Saya bisa seperti ini karena berangkat dari orang yang gagal, mimpi kandas, pernah kecewa. Tapi, saya ulangi: saya bukan orang yang kalah. Saya bukanlah pecundang. Bagi saya, setiap jatuh, saya bangkit. Terus begitu sampai apa yang saya inginkan tercapai.

Dulu saya bercita-cita jadi pilot, karena ingin keliling dunia secara gratis. Tapi kandas ketika tangan kiri saya harus diamputasi. Apakah saya putus asa? Tidak. Saya mulai fokus ke tujan kenapa cita-cita sebelumnya ingin jadi pilot, yaitu: keliling dunia. Maka mulailah saya merawatnya: keliling dunia. Hingga hari ini sudah 21 negara. Pelan-pelan, jika ada waktu, rezeki, dan diberi kesehatan, saya traveling ke negara-negara yang belum saya datangi.

Jika hidup diartikan sebagai sebuah pertandingan, makan kita harus mau menerima konsekuensinya. Menang, jangan sombong. Besarkan hati yang kalah. Jika kalah, jangan berkecil hati. Apalagi menuding orang lain jadi penyebabnya. Itu mental pecundang.
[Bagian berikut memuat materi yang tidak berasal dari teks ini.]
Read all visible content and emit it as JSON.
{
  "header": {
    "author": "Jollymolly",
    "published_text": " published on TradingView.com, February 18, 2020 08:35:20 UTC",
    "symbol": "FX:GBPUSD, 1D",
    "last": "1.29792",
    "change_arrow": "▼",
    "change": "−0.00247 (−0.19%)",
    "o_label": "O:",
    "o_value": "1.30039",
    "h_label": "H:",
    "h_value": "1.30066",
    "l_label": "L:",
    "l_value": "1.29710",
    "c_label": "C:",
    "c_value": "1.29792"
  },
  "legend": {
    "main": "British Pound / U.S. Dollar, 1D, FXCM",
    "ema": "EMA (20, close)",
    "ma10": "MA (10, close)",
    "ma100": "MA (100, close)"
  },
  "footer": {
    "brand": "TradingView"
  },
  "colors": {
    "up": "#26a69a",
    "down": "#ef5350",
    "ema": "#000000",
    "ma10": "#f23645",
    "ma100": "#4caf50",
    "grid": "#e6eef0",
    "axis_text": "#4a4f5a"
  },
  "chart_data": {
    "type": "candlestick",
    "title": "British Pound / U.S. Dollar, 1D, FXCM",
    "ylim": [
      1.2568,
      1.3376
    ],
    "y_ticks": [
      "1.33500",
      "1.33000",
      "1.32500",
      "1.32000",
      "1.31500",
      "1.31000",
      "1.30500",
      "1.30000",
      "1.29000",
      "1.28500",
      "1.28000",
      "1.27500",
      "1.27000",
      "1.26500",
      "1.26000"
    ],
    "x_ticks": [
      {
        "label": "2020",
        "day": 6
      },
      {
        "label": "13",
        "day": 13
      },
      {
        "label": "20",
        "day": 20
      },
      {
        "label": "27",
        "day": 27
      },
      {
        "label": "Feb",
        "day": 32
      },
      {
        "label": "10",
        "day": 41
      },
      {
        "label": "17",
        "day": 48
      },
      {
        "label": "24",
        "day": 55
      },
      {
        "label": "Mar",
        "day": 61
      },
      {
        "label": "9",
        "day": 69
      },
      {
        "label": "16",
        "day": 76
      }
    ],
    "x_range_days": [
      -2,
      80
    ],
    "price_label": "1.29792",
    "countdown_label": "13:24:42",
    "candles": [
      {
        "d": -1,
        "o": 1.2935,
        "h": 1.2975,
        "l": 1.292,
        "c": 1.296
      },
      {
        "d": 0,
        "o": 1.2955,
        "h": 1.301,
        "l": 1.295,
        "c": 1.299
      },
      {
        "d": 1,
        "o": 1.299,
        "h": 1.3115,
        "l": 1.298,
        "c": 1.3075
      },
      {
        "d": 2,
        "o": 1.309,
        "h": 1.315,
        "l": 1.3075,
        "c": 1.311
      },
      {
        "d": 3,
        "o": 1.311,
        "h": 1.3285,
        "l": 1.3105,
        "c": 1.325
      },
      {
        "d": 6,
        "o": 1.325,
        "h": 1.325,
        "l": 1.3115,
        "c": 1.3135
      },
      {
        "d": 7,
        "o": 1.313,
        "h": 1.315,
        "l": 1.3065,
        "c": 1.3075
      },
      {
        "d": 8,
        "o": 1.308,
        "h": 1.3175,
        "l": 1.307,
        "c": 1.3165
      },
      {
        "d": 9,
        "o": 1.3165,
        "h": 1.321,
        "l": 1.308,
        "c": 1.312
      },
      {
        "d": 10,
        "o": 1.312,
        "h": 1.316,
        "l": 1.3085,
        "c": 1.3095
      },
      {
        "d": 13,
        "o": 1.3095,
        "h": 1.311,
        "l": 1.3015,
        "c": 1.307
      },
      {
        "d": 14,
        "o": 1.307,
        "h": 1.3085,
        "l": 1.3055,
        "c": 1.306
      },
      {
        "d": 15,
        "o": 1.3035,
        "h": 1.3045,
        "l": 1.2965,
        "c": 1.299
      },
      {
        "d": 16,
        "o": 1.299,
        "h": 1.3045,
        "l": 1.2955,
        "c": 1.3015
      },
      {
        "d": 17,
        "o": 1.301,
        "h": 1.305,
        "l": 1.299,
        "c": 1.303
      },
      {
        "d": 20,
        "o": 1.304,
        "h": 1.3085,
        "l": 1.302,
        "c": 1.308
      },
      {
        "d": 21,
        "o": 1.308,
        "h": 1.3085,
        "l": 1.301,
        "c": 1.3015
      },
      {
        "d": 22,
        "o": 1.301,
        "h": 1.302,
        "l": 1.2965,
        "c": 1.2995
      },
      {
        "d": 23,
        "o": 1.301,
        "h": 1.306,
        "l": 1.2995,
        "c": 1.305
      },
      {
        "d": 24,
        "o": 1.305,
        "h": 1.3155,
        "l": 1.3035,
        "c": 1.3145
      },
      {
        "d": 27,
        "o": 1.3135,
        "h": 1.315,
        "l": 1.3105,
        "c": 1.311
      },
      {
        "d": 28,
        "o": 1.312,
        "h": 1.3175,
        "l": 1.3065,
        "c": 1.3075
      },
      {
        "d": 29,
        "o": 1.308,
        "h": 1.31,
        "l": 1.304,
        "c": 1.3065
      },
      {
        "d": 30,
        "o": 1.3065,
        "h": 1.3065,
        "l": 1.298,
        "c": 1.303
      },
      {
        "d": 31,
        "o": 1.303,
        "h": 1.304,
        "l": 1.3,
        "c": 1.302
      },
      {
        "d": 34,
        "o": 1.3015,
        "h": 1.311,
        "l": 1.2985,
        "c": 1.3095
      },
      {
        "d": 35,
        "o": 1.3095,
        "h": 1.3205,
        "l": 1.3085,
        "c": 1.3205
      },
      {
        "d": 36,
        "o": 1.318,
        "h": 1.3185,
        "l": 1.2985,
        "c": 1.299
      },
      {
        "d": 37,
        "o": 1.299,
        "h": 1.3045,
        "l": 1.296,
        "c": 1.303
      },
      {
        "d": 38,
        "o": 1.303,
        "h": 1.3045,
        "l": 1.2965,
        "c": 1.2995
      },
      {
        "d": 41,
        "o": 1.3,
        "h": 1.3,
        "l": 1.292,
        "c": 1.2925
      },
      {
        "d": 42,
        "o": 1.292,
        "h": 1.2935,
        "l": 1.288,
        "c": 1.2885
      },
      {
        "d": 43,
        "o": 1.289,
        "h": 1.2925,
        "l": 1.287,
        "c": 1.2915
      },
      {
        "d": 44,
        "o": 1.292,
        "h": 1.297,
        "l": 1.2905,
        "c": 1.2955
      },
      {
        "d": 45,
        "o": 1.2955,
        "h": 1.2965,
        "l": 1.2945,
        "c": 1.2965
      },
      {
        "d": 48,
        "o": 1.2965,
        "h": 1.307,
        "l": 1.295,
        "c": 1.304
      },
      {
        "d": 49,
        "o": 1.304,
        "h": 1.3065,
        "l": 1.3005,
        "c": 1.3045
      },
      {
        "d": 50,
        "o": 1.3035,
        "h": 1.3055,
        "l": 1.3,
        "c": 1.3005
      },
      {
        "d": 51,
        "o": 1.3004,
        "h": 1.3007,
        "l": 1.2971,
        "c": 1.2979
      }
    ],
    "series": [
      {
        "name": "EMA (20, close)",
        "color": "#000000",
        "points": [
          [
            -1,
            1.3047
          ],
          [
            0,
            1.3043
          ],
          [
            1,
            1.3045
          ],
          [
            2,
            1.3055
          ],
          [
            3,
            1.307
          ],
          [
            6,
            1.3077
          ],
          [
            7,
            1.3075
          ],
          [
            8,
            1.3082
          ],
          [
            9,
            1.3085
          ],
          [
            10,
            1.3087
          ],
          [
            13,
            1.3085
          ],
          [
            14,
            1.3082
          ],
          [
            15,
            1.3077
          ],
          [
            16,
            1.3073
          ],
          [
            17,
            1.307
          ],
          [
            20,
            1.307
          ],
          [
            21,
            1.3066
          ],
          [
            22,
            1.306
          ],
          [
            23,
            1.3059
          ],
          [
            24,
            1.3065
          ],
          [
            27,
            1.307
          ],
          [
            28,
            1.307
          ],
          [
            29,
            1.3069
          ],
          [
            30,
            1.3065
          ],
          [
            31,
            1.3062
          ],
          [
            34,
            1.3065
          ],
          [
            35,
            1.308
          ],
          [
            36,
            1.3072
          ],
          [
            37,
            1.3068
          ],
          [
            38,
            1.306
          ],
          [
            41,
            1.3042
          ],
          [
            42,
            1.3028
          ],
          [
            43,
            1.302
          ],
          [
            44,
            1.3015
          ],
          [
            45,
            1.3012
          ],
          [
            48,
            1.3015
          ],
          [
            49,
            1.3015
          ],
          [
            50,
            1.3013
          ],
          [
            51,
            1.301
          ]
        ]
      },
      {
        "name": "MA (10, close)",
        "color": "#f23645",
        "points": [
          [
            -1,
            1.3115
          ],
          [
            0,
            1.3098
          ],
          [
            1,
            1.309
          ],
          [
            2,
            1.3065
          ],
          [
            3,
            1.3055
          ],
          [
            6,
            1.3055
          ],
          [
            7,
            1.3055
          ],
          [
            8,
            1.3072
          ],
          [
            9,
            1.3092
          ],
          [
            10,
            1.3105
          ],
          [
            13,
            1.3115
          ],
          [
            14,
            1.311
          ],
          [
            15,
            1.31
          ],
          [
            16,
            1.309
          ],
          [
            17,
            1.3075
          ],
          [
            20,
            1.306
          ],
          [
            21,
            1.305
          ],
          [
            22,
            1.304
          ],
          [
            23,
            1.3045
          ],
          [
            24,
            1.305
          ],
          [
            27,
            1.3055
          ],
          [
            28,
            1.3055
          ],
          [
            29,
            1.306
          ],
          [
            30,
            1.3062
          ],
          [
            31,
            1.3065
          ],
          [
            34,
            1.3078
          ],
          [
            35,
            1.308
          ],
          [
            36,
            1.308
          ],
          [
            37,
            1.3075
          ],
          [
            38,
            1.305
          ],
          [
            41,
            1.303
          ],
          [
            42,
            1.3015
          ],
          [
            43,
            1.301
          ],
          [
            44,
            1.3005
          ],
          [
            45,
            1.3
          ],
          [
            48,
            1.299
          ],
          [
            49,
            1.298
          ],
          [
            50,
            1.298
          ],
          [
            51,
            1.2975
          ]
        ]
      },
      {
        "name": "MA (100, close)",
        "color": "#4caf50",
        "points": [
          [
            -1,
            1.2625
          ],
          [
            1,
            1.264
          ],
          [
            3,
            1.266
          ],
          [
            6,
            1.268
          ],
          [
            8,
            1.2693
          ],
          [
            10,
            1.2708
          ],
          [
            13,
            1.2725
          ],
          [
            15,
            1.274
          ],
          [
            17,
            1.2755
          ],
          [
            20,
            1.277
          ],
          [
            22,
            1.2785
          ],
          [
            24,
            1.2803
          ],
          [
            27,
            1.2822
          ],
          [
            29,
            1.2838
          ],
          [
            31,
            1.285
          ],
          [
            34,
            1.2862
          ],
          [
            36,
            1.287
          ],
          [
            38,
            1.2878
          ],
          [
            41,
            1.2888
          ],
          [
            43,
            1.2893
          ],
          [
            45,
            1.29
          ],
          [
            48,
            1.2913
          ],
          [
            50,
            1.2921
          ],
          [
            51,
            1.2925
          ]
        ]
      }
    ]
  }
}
Dari mana saya mendapatkan semangat “pantang menyerah” itu? Semuanya bermula ketika tangan kiri saya diamputasi pada usia 11 tahun, 5 Oktober 1974. Saya jatuh dari pohon (kelas 5 SD). Bapak menyuruh saya berolahraga, membaca buku, mendengarkan Emak bercerita, dan menonton. Stimulus itu membuat saya kuat, sehingga lupa bahwa saya ini berlengan satu.

Di olahraga, sewaktu SMP, 1976-79, saya sudah bertanding di lapangan badminton. Ini adalah kecerdasan kinestetik ala Howard Gardner. Saya jadi sehat, psikomotorik saya yang dilatih sejak kecil lewat badminton jadi lentur, sehat, mudah beradaptasi, dan memiliki naluri kompetisi yang sportif. Saya pernah menang dan kalah.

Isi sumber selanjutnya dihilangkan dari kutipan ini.